Michael Saler at The Immanent Frame:
The stern visage of Max Weber looms over discussions of modernity and enchantment, as does the sunnier countenance of Charles Taylor. Perhaps they should be joined by the open faced, bluntly spoken, and allegedly poker wielding Ludwig Wittgenstein. This choice might seem counter-intuitive. Wittgenstein did not write much about enchantment, and is more often considered a disenchanter who used the tools of philosophy to dispel illusions brought about by linguistic misuse. As he wrote, “Philosophy is a battle against the bewitchment of our intelligence by means of language.”
Nevertheless, enchantment was central to Wittgenstein’s outlook on life. By enchantment he meant a sense of wonder regarding the world.
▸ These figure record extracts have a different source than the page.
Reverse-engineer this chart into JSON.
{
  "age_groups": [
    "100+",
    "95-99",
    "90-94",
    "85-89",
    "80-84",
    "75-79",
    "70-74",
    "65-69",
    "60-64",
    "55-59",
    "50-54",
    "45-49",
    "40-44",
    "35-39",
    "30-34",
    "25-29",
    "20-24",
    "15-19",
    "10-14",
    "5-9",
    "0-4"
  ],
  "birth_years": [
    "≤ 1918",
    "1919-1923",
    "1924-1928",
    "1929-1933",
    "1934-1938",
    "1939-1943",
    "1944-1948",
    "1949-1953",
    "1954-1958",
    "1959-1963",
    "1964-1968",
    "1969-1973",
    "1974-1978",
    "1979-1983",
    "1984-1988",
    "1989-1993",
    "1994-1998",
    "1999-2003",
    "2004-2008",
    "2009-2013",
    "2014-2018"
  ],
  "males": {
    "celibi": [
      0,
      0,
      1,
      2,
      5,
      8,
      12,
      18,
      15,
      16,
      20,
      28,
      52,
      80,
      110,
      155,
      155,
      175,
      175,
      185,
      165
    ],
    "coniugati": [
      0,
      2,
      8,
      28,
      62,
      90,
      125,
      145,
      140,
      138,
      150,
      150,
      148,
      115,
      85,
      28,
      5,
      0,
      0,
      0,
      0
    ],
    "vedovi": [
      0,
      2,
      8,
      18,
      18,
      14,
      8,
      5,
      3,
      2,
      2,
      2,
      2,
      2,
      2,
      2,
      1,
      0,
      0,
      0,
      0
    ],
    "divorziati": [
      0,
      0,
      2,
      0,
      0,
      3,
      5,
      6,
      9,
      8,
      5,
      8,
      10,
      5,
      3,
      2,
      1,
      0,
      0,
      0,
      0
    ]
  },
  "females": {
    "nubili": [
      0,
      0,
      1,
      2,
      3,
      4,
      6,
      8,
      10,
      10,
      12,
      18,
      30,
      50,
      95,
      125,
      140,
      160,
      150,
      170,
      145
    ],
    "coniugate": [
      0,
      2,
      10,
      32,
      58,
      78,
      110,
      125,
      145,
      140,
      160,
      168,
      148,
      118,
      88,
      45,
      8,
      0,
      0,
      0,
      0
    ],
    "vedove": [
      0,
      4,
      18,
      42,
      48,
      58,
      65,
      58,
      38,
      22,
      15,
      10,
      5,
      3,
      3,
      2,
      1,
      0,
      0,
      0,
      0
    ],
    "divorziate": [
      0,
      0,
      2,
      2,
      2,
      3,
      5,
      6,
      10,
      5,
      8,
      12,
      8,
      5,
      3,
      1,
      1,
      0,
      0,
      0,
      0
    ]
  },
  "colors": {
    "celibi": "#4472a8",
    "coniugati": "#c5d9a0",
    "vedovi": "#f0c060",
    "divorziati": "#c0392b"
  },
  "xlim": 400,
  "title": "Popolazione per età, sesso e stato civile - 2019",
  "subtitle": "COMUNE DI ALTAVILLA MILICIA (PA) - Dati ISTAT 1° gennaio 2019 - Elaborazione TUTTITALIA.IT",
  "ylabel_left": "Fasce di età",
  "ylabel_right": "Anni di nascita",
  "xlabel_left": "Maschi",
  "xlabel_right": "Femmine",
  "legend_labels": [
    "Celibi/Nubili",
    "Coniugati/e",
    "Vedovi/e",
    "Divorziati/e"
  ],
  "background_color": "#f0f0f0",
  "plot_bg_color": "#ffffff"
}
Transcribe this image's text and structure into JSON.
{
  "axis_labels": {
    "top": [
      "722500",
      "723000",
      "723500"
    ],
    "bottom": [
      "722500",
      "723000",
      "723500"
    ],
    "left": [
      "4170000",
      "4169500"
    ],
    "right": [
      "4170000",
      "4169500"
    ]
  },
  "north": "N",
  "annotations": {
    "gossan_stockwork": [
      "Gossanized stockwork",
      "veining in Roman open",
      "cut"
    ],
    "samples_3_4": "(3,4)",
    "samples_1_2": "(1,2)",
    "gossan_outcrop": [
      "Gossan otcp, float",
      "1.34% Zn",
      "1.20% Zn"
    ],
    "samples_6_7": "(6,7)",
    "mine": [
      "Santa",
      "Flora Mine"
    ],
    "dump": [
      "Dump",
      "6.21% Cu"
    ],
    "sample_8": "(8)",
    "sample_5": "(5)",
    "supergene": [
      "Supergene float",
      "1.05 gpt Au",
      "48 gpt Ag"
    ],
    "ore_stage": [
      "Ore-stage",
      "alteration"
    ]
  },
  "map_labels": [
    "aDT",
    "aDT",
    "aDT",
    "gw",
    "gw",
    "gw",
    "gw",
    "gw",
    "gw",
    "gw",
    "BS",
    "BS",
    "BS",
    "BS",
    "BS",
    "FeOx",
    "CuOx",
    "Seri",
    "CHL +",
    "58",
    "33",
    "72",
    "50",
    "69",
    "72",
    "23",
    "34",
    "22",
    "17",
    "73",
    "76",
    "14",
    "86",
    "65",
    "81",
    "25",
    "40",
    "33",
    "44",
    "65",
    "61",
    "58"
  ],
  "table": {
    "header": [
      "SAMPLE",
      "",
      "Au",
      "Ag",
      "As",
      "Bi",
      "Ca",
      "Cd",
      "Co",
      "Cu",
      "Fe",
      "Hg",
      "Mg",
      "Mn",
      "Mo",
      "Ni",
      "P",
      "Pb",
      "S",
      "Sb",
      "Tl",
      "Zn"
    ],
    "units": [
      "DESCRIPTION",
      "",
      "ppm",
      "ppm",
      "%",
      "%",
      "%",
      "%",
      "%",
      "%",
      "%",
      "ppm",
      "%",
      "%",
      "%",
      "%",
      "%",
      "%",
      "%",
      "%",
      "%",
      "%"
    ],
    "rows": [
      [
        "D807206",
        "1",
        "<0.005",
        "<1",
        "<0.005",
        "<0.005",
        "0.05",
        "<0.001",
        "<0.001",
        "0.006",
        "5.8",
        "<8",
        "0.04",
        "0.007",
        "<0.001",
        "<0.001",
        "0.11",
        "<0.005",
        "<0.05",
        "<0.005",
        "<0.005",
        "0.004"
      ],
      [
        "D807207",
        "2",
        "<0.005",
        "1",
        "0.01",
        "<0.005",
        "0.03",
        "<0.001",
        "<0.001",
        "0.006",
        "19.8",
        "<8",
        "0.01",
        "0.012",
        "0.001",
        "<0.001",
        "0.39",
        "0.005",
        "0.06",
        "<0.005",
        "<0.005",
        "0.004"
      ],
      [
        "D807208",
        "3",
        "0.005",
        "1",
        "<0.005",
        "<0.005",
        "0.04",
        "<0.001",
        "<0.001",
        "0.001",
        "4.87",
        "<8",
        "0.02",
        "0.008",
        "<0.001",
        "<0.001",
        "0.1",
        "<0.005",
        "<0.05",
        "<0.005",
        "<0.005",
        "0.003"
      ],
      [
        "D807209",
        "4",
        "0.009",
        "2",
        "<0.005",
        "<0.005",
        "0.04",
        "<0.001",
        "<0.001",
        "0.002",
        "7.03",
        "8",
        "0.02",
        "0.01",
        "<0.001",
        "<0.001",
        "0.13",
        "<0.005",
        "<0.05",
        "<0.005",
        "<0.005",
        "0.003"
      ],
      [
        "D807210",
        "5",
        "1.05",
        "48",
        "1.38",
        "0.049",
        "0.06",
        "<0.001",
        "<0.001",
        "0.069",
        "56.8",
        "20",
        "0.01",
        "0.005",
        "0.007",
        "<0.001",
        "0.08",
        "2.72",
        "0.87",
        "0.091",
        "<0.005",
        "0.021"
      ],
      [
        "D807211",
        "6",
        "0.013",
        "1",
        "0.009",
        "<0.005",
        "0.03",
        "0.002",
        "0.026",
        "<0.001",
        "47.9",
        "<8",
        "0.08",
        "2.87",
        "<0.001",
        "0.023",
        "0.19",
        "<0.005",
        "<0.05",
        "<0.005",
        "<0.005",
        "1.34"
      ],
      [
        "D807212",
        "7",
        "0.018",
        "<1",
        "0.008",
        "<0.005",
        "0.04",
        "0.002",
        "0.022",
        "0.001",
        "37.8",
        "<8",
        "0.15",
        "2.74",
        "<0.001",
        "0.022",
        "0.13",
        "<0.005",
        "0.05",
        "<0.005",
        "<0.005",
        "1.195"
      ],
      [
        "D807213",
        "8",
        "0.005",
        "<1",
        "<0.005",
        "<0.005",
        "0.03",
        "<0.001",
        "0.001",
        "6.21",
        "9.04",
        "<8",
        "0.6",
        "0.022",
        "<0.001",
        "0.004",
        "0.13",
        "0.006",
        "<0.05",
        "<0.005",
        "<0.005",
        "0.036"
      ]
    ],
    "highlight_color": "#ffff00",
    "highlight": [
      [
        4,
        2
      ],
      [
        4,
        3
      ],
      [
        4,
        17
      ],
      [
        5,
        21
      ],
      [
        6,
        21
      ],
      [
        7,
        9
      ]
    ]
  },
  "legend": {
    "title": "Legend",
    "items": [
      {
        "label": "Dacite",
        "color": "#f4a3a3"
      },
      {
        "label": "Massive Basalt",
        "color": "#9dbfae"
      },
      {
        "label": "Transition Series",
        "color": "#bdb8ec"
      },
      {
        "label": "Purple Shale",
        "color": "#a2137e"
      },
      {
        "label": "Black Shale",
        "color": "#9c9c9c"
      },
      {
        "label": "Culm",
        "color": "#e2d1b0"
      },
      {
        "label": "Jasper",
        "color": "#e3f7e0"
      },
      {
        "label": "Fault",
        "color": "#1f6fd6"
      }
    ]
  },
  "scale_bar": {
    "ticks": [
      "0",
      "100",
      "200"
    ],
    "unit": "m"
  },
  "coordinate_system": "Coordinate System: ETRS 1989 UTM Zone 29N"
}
He described wonder as his “experience par excellence…when I have it I wonder at the existence of the world. And I am then inclined to use such phrases as ‘how extraordinary that anything should exist’ or ‘how extraordinary that the world should exist.’” Plato and Aristotle claimed that philosophy begins in wonder, and Wittgenstein’s famous last words—“Tell them I’ve had a wonderful life”—suggests it ends there as well. His later philosophy aimed at re-enchanting the world by re-describing it in new and unexpected ways. In so doing, the world does not change—things remain as they are—but our fundamental orientation to the world changes: “We see, not change of aspect, but change of interpretation.” As a result, one becomes aware of how rich, contingent and variable the world is.